Sunday, May 5, 2013


I have come to the conclusion that serious comic book aficionados should not watch live action adaptations of their beloved characters. 

For many, including myself, those characters are akin to family; their adventures have accompanied us throughout some of our, if not our entire, lives; the core concepts and history of any given character is as sacred as biblical scripture. To change any aspect that would change any fundamental aspect of those characters would be verbotten; akin to a figurative backhand.  

Historically, "Hollywood" doesn't feel the same way. After all, the filmmaking industry has given us a buffonish Lex Luthor; a battle armored Batman; an Alfred Pennyworth who abandons his post; a motorcycle helmeted Captain America; an organic web shooting Spider-Man; and a Hulk with daddy issues, to name a few. Some changes seem justified "in the real world", but when a comic book property is being adapted, it is inherently understood that neither the characters nor events that are being adapted would take place in the real world. Thy can be accepted on paper, and even in animated cartoons, but not live action? In my opinion, it is a rather condescending attitude to take not just to the material itself, but to the fans who have enjoyed those stories all this time.

That being said, Iron Man 3 will be a "love/hate" film. Joe Moviegoer will love it, purists will hate it. 

Purists won't hate it because of Robert Downey, Jr.  He brings "Tony Stark" to manic life, his mania being augmented by the combination of a life change and the psychological ramifications of the events of Marvel's The Avengers.  His performance may border on comedic caricature on a couple of spots, but his performance is so arresting it hardly matters. They won't hate it because of the action as, once it starts, it doesn't let up. Even the quiet moments, few that there are, are fraught with tension even as they lead to the next pyrotechnic display. They won't hate it because of the underlying disquiet engendered by the theme of terrorism, especially heightened due to the tragic events in Boston, MA. They won't hate it for the story, per ser, which involves Tony Stark going up against an international terrorist known only as "The Mandarin" (Ben Kingsley), and dealing with a sin from his past.  They won't hate the addition of the Hollywood trope known as "the precocious child" (in this case, Ty Simpkins, as a boy genius in the making), which, at least here, is serviceable as the character humanizes Tony and provides some comedic relief.  They won't even hate it because of the over abundance of CGI, which has advanced in these films so much that they meld seamlessly onto the entire celluloid canvas. 

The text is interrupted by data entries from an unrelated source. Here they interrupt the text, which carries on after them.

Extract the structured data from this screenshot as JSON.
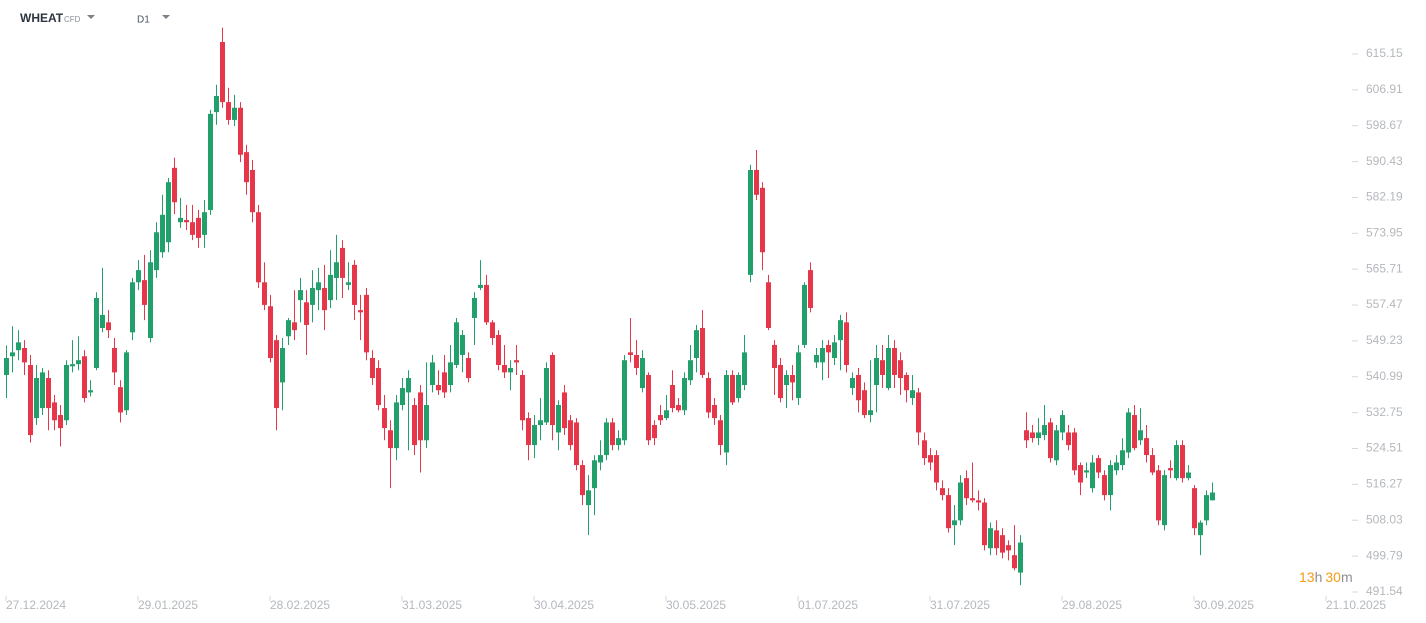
{
  "header": {
    "symbol": "WHEAT",
    "market": "CFD",
    "timeframe": "D1"
  },
  "countdown": [
    "13",
    "h",
    "30",
    "m"
  ],
  "chart_data": {
    "type": "candlestick",
    "up_color": "#22a06b",
    "down_color": "#e5364a",
    "ylim": [
      491.54,
      625.72
    ],
    "yticks": [
      615.15,
      606.91,
      598.67,
      590.43,
      582.19,
      573.95,
      565.71,
      557.47,
      549.23,
      540.99,
      532.75,
      524.51,
      516.27,
      508.03,
      499.79,
      491.54
    ],
    "categories": [
      "27.12.2024",
      null,
      null,
      null,
      null,
      null,
      null,
      null,
      null,
      null,
      null,
      null,
      null,
      null,
      null,
      null,
      null,
      null,
      null,
      null,
      null,
      null,
      "29.01.2025",
      null,
      null,
      null,
      null,
      null,
      null,
      null,
      null,
      null,
      null,
      null,
      null,
      null,
      null,
      null,
      null,
      null,
      null,
      null,
      null,
      null,
      "28.02.2025",
      null,
      null,
      null,
      null,
      null,
      null,
      null,
      null,
      null,
      null,
      null,
      null,
      null,
      null,
      null,
      null,
      null,
      null,
      null,
      null,
      null,
      "31.03.2025",
      null,
      null,
      null,
      null,
      null,
      null,
      null,
      null,
      null,
      null,
      null,
      null,
      null,
      null,
      null,
      null,
      null,
      null,
      null,
      null,
      null,
      "30.04.2025",
      null,
      null,
      null,
      null,
      null,
      null,
      null,
      null,
      null,
      null,
      null,
      null,
      null,
      null,
      null,
      null,
      null,
      null,
      null,
      null,
      null,
      "30.05.2025",
      null,
      null,
      null,
      null,
      null,
      null,
      null,
      null,
      null,
      null,
      null,
      null,
      null,
      null,
      null,
      null,
      null,
      null,
      null,
      null,
      null,
      "01.07.2025",
      null,
      null,
      null,
      null,
      null,
      null,
      null,
      null,
      null,
      null,
      null,
      null,
      null,
      null,
      null,
      null,
      null,
      null,
      null,
      null,
      null,
      "31.07.2025",
      null,
      null,
      null,
      null,
      null,
      null,
      null,
      null,
      null,
      null,
      null,
      null,
      null,
      null,
      null,
      null,
      null,
      null,
      null,
      null,
      null,
      "29.08.2025",
      null,
      null,
      null,
      null,
      null,
      null,
      null,
      null,
      null,
      null,
      null,
      null,
      null,
      null,
      null,
      null,
      null,
      null,
      null,
      null,
      null,
      "30.09.2025",
      null,
      null,
      null,
      null,
      null,
      null,
      null,
      null,
      null,
      null,
      null,
      null,
      null,
      null,
      null,
      null,
      null,
      null,
      null,
      null,
      null,
      "21.10.2025"
    ],
    "open": [
      541.4,
      545.7,
      547.1,
      547.6,
      543.7,
      531.5,
      533.8,
      540.7,
      535.1,
      532.2,
      531.0,
      543.4,
      543.9,
      545.7,
      537.4,
      543.0,
      552.2,
      553.5,
      547.6,
      538.6,
      533.3,
      551.2,
      562.7,
      563.2,
      549.9,
      565.5,
      569.6,
      571.9,
      589.0,
      576.5,
      577.0,
      576.5,
      577.5,
      573.6,
      579.3,
      601.8,
      617.9,
      604.1,
      600.0,
      602.8,
      592.6,
      588.5,
      578.8,
      562.7,
      557.2,
      549.4,
      539.7,
      550.3,
      553.5,
      558.6,
      558.1,
      557.5,
      560.9,
      561.4,
      558.6,
      563.7,
      570.6,
      562.1,
      566.7,
      556.3,
      559.8,
      545.3,
      543.0,
      533.8,
      528.7,
      524.6,
      534.5,
      537.4,
      534.5,
      537.4,
      526.4,
      539.1,
      539.1,
      542.0,
      539.1,
      543.7,
      546.0,
      545.3,
      554.5,
      561.4,
      562.1,
      553.5,
      550.6,
      543.7,
      542.0,
      544.8,
      541.4,
      531.5,
      525.3,
      529.9,
      530.5,
      546.0,
      528.2,
      537.4,
      531.0,
      530.5,
      520.7,
      511.5,
      515.4,
      521.3,
      523.0,
      530.5,
      525.3,
      526.4,
      546.6,
      546.0,
      538.4,
      541.4,
      529.9,
      532.2,
      531.5,
      539.1,
      534.5,
      533.3,
      540.2,
      545.3,
      552.2,
      540.7,
      534.5,
      531.0,
      523.6,
      541.4,
      536.1,
      539.1,
      564.4,
      588.5,
      584.4,
      562.7,
      548.3,
      543.7,
      539.1,
      541.4,
      536.1,
      548.3,
      565.5,
      544.3,
      544.3,
      548.3,
      545.3,
      549.4,
      553.5,
      538.4,
      541.4,
      537.9,
      532.2,
      539.1,
      544.8,
      538.4,
      547.6,
      544.8,
      541.4,
      536.1,
      537.4,
      526.4,
      523.0,
      523.0,
      515.4,
      513.8,
      506.9,
      508.0,
      517.7,
      513.1,
      512.6,
      512.1,
      501.6,
      505.7,
      504.6,
      502.3,
      500.0,
      496.0,
      528.7,
      528.2,
      526.9,
      527.6,
      530.5,
      521.8,
      528.2,
      528.2,
      528.2,
      520.7,
      519.0,
      515.4,
      522.3,
      518.4,
      513.8,
      519.5,
      520.7,
      523.6,
      532.2,
      526.4,
      526.9,
      523.0,
      519.5,
      506.9,
      520.0,
      517.7,
      525.3,
      517.7,
      515.4,
      504.6,
      508.0,
      512.6,
      null,
      null,
      null,
      null,
      null,
      null,
      null,
      null,
      null,
      null,
      null,
      null,
      null,
      null,
      null,
      null,
      null,
      null,
      null
    ],
    "high": [
      548.2,
      552.6,
      551.7,
      549.4,
      546.0,
      543.7,
      543.0,
      542.5,
      536.8,
      534.5,
      544.8,
      549.4,
      550.3,
      547.1,
      540.2,
      560.4,
      566.0,
      556.3,
      549.9,
      540.2,
      547.1,
      563.7,
      567.8,
      569.0,
      570.1,
      576.5,
      582.8,
      586.7,
      591.3,
      582.1,
      580.5,
      580.5,
      579.3,
      581.6,
      602.3,
      608.1,
      621.2,
      607.4,
      605.8,
      604.1,
      594.3,
      590.8,
      580.5,
      567.3,
      559.8,
      550.6,
      549.9,
      554.5,
      560.9,
      563.7,
      560.9,
      565.5,
      566.0,
      566.7,
      570.1,
      573.6,
      572.4,
      567.3,
      567.8,
      559.8,
      561.4,
      547.1,
      544.8,
      536.8,
      531.0,
      536.8,
      540.7,
      542.5,
      536.1,
      539.1,
      544.3,
      546.0,
      542.5,
      546.0,
      548.3,
      554.5,
      551.7,
      546.6,
      560.4,
      567.8,
      564.4,
      554.0,
      551.7,
      548.3,
      544.8,
      548.3,
      542.5,
      532.8,
      532.2,
      536.1,
      544.3,
      546.6,
      535.6,
      539.1,
      532.2,
      531.5,
      521.8,
      518.4,
      523.0,
      526.4,
      531.5,
      531.5,
      528.7,
      546.0,
      554.5,
      549.4,
      547.1,
      542.0,
      531.0,
      534.5,
      536.8,
      542.5,
      536.1,
      542.0,
      548.3,
      552.9,
      556.3,
      542.0,
      536.1,
      532.2,
      542.5,
      542.5,
      542.0,
      550.6,
      589.7,
      593.1,
      585.7,
      564.4,
      549.4,
      545.3,
      542.5,
      543.7,
      548.3,
      562.7,
      567.3,
      547.6,
      549.4,
      549.4,
      550.6,
      555.2,
      555.8,
      542.0,
      543.0,
      539.7,
      544.8,
      548.3,
      548.3,
      550.6,
      549.4,
      546.6,
      542.0,
      541.4,
      538.4,
      528.2,
      524.6,
      524.1,
      517.2,
      515.4,
      511.5,
      518.4,
      519.5,
      521.3,
      514.9,
      513.1,
      507.5,
      508.0,
      506.2,
      503.4,
      506.9,
      504.6,
      532.8,
      529.9,
      531.5,
      534.5,
      531.5,
      529.9,
      533.3,
      529.9,
      529.2,
      521.3,
      521.3,
      523.0,
      523.0,
      519.5,
      521.8,
      523.0,
      526.9,
      533.8,
      534.5,
      533.8,
      529.9,
      524.6,
      520.7,
      519.5,
      521.8,
      526.4,
      526.4,
      520.7,
      516.1,
      508.0,
      514.9,
      516.7,
      null,
      null,
      null,
      null,
      null,
      null,
      null,
      null,
      null,
      null,
      null,
      null,
      null,
      null,
      null,
      null,
      null,
      null,
      null
    ],
    "low": [
      536.1,
      542.0,
      544.8,
      541.4,
      525.9,
      529.9,
      532.2,
      528.7,
      528.7,
      525.0,
      529.9,
      542.0,
      542.5,
      535.1,
      536.5,
      542.5,
      551.2,
      549.9,
      539.1,
      530.5,
      532.2,
      549.4,
      560.9,
      554.0,
      548.9,
      563.7,
      568.3,
      569.6,
      578.4,
      575.2,
      574.7,
      572.4,
      570.6,
      570.6,
      578.2,
      598.9,
      602.8,
      598.9,
      598.6,
      590.3,
      582.8,
      576.5,
      561.4,
      556.3,
      544.3,
      528.7,
      533.3,
      548.3,
      549.4,
      553.5,
      546.0,
      553.5,
      556.3,
      551.7,
      556.8,
      558.6,
      559.1,
      560.9,
      554.0,
      549.4,
      544.8,
      539.1,
      533.3,
      526.4,
      515.4,
      521.8,
      533.3,
      524.1,
      523.0,
      519.0,
      524.6,
      537.4,
      536.8,
      536.1,
      537.4,
      543.0,
      542.0,
      539.7,
      548.3,
      560.9,
      552.9,
      548.3,
      542.5,
      540.7,
      537.9,
      541.4,
      528.7,
      521.8,
      522.3,
      526.4,
      529.9,
      526.4,
      524.1,
      527.6,
      524.1,
      519.5,
      511.5,
      504.6,
      509.2,
      519.5,
      521.8,
      524.1,
      524.1,
      525.3,
      544.3,
      541.4,
      537.4,
      525.3,
      525.3,
      529.9,
      531.0,
      532.8,
      532.8,
      532.2,
      539.1,
      542.0,
      540.7,
      531.5,
      529.9,
      523.0,
      520.7,
      534.5,
      535.1,
      537.9,
      562.7,
      581.6,
      565.5,
      551.7,
      536.8,
      535.1,
      533.8,
      535.6,
      534.5,
      547.6,
      555.8,
      543.0,
      540.2,
      540.7,
      543.7,
      542.5,
      542.0,
      536.8,
      532.8,
      531.5,
      530.5,
      532.8,
      538.4,
      537.9,
      538.4,
      536.8,
      535.1,
      534.5,
      525.3,
      520.7,
      519.5,
      514.9,
      512.6,
      505.2,
      502.3,
      506.9,
      511.5,
      512.1,
      510.3,
      501.1,
      500.0,
      500.0,
      499.3,
      498.8,
      496.5,
      493.1,
      524.6,
      525.9,
      525.3,
      526.4,
      521.3,
      520.7,
      526.4,
      524.1,
      518.4,
      513.8,
      517.7,
      514.4,
      517.7,
      512.6,
      510.3,
      518.4,
      519.5,
      522.3,
      524.1,
      525.3,
      521.3,
      518.4,
      506.9,
      505.7,
      517.7,
      517.2,
      516.7,
      517.2,
      504.6,
      500.0,
      506.9,
      512.6,
      null,
      null,
      null,
      null,
      null,
      null,
      null,
      null,
      null,
      null,
      null,
      null,
      null,
      null,
      null,
      null,
      null,
      null,
      null
    ],
    "close": [
      545.3,
      546.6,
      548.9,
      544.3,
      527.6,
      540.7,
      542.0,
      533.8,
      531.0,
      529.2,
      543.7,
      543.9,
      544.8,
      536.1,
      537.9,
      559.1,
      555.2,
      551.7,
      542.0,
      532.8,
      546.6,
      562.7,
      565.5,
      557.5,
      567.3,
      574.2,
      578.2,
      585.7,
      581.1,
      577.5,
      576.5,
      573.6,
      572.9,
      578.8,
      601.4,
      605.5,
      604.1,
      600.0,
      602.8,
      592.0,
      585.7,
      578.8,
      562.7,
      557.5,
      545.3,
      533.8,
      547.6,
      554.0,
      551.7,
      560.9,
      552.9,
      561.4,
      562.7,
      556.3,
      564.4,
      567.3,
      563.7,
      562.7,
      557.5,
      555.8,
      546.6,
      540.7,
      534.5,
      529.2,
      524.6,
      535.1,
      538.4,
      540.7,
      525.3,
      526.4,
      534.5,
      544.3,
      537.9,
      537.4,
      544.3,
      553.5,
      550.6,
      540.7,
      559.1,
      562.1,
      553.5,
      549.9,
      543.7,
      542.0,
      543.0,
      544.3,
      531.0,
      525.3,
      529.9,
      531.0,
      543.0,
      529.9,
      534.5,
      529.2,
      525.3,
      520.7,
      513.8,
      514.9,
      521.8,
      523.0,
      530.5,
      525.3,
      526.9,
      544.8,
      546.0,
      543.0,
      545.3,
      526.4,
      526.9,
      531.0,
      533.3,
      533.8,
      533.3,
      540.7,
      544.8,
      551.7,
      541.4,
      532.8,
      531.5,
      525.3,
      541.4,
      535.1,
      541.4,
      546.6,
      588.5,
      582.8,
      569.6,
      552.2,
      543.0,
      536.1,
      541.4,
      539.7,
      546.6,
      562.1,
      556.8,
      546.0,
      547.6,
      546.6,
      548.9,
      554.0,
      543.7,
      540.7,
      535.6,
      532.2,
      533.3,
      545.3,
      541.4,
      547.6,
      541.4,
      540.7,
      537.9,
      537.9,
      528.2,
      522.3,
      521.3,
      516.7,
      513.8,
      506.2,
      508.0,
      516.7,
      513.1,
      512.6,
      512.1,
      502.3,
      506.2,
      501.6,
      500.6,
      501.1,
      497.0,
      502.9,
      526.4,
      526.9,
      528.2,
      529.9,
      522.3,
      528.7,
      532.2,
      525.3,
      519.5,
      516.7,
      519.5,
      521.3,
      519.0,
      513.8,
      520.7,
      521.3,
      524.1,
      532.8,
      524.6,
      528.7,
      523.0,
      519.0,
      508.0,
      518.4,
      519.5,
      525.3,
      517.7,
      519.0,
      506.2,
      507.5,
      513.8,
      514.4,
      null,
      null,
      null,
      null,
      null,
      null,
      null,
      null,
      null,
      null,
      null,
      null,
      null,
      null,
      null,
      null,
      null,
      null,
      null
    ]
  }
}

Purists will hate it because, without spoiling anything, they take certain core concepts in Iron Man lore, over 40 years worth, and shit on them like someone with painful, cramping diarrhea after eating two day old bad sushi. Purists will hate it because of how the story resolves itself. Those purists would be justified in their attitudes. There is a reasonable expectation of certain things to hold true when watching a story that involves any pre-established character. 

However, filmmakers go for the widest audience possible, and make choices based on what would best achieve that goal. And the name of the game is reinvention, whether it be a female Dr. Watson in the TV series Elementary or an African-American "Perry White" in the forthcoming Man of Steel.  The thing about Iron Man 3 is that, like most action films of late, there is the reliance of constant twists and turns to the point of saturation, which to a degree dilutes the story itself. Yet the changes made, for the most part, work if one only experienced Iron Man through these films. But even I, who is not as invested in Iron Man as others would be, found myself wondering were the changes really necessary?  That is a question for each individual to answer for themselves. But it seems as though Hollywood, (Disney/Marvel Studios, inexplicably, in this case) is looking down on the material even as they exploit it to profit by it. And if that leaves a bad taste in my mouth, I can only imagine how the "Marvel Zombies" would feel.

Director Shane Black brings on the action and the funny, managing a balancing act that does not quite come out even but is nonetheless entertaining. Brian Tyler manages to turn in a score that surprisingly has identity; it showcases the action but makes effective use of piano solos to highlight the introspection and, yes, vulnerability that the God-complexed Stark wrestles with. The rest of the cast are top notch in terms of their roles, with veterans Gwyneth Paltrow, Jon Favreau, Don Cheadle, and Paul Bettany; and newcomers Guy Pierce, James Badge Dale holding their own with the magnetic (pun intended) Downey, Jr. But the real scene stealer, as the ostensible big bad, is Ben Kingsley, who looks like he is having the most fun he's ever had on a film shoot. The movie, despite going overlong with some scenes, moves at a brisk pace, seeming shorter than its actual run time. 

I enjoyed the film, but frankly I would have enjoyed it more if I hadn't known any of the published backstory. However, reinvention is the new entertainment buzzword (both in film and in DC and Marvel Comics now as well) and it is here to stay. I cannot recommend Iron Man 3 for any fans of the actual comic.  For the average person who just wants a two hour actioner to pass the time, it would be an enjoyable romp.

Though I have to say, the post-credits scene did take some of the sting out of it.